In general, a sliding window protocol could be implemented for the logging channel with support for sequence number, There are many features that can be compared with the similarity to a TCP implementation.
TCP has several features - reordering, flow control etc . For our purposes we don't have reordering issues.

Sunday, July 20, 2014

In today's post we continue to investigate applications of Splunk. One of the applications is supportability. Processes, memory, CPU utilization, file descriptor usages, system call failures are pretty much the bulk of the failures that require supportability measures. The most important of the supportability measures is the logging and although all components log, most of the fear around verbose logging has centered around pollution of logs. In fact most often used components lack helpful logging only because they are used so often that it rapidly grows the size of the log to an overwhelming number. Such a log is found offensive to admins who view the splunkd log as actionable and for their eyes only.
Now searches have their own logs and they generate logs for the duration of the sessions. Search artifacts are a blessing for across the board troubleshooting. It can be turned to debug mode, the generate log file is persisted only for the duration of the user session invoking the search and it does not bother the admins.
What is required from the components that don't log even to the search logs because they are so heavily used or are used at times other than searches is to combine the technique for search logs with this kind of logging.
The call for action is not just for components to log more or support logging to a different destination or have grades of logging but fundamentally allow a component to log without any concern for resources or impact. Flags can be specified by the component for concerns such as logging levels or actions. A mechanism may also be needed for loggers to specify round robin.
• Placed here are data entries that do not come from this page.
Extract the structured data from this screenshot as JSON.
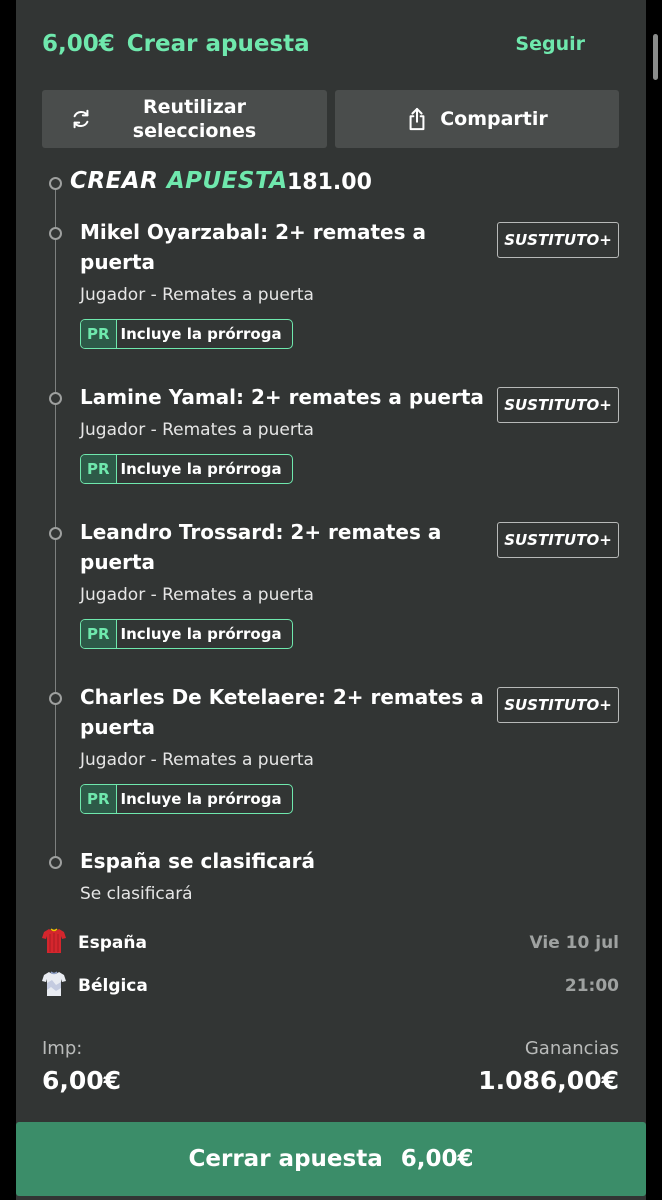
{
  "header": {
    "stake": "6,00€",
    "title": "Crear apuesta",
    "follow_label": "Seguir"
  },
  "actions": {
    "reuse_label_line1": "Reutilizar",
    "reuse_label_line2": "selecciones",
    "share_label": "Compartir"
  },
  "builder": {
    "title_word1": "CREAR",
    "title_word2": "APUESTA",
    "odds": "181.00"
  },
  "selections": [
    {
      "title": "Mikel Oyarzabal: 2+ remates a puerta",
      "market": "Jugador - Remates a puerta",
      "badge_code": "PR",
      "badge_text": "Incluye la prórroga",
      "sub_label": "SUSTITUTO+"
    },
    {
      "title": "Lamine Yamal: 2+ remates a puerta",
      "market": "Jugador - Remates a puerta",
      "badge_code": "PR",
      "badge_text": "Incluye la prórroga",
      "sub_label": "SUSTITUTO+"
    },
    {
      "title": "Leandro Trossard: 2+ remates a puerta",
      "market": "Jugador - Remates a puerta",
      "badge_code": "PR",
      "badge_text": "Incluye la prórroga",
      "sub_label": "SUSTITUTO+"
    },
    {
      "title": "Charles De Ketelaere: 2+ remates a puerta",
      "market": "Jugador - Remates a puerta",
      "badge_code": "PR",
      "badge_text": "Incluye la prórroga",
      "sub_label": "SUSTITUTO+"
    },
    {
      "title": "España se clasificará",
      "market": "Se clasificará"
    }
  ],
  "match": {
    "home": {
      "name": "España",
      "icon": "spain-kit-icon",
      "meta": "Vie 10 jul"
    },
    "away": {
      "name": "Bélgica",
      "icon": "belgium-kit-icon",
      "meta": "21:00"
    }
  },
  "footer": {
    "stake_label": "Imp:",
    "stake_value": "6,00€",
    "returns_label": "Ganancias",
    "returns_value": "1.086,00€",
    "place_label": "Cerrar apuesta",
    "place_amount": "6,00€"
  },
  "colors": {
    "accent": "#6fe8ad",
    "panel": "#323534",
    "button": "#4a4d4c",
    "place_button": "#3b8d69"
  }
}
The benefit of a round robin in memory log buffer is the decoupling of producers from the consumers. We will talk about logging improvements a lot more and cover a lot of aspects but the goal for now is to cover just this.
The in-memory buffer is entirely owned by the application and as such the components can given the slot number to write to. The entry or content for the log entries will follow some format but we will discuss that later. There can be only one consumer for this in-memory buffer and that services one or more out of process consumers that honor the user/admin's choices for destination, longevity and transformations.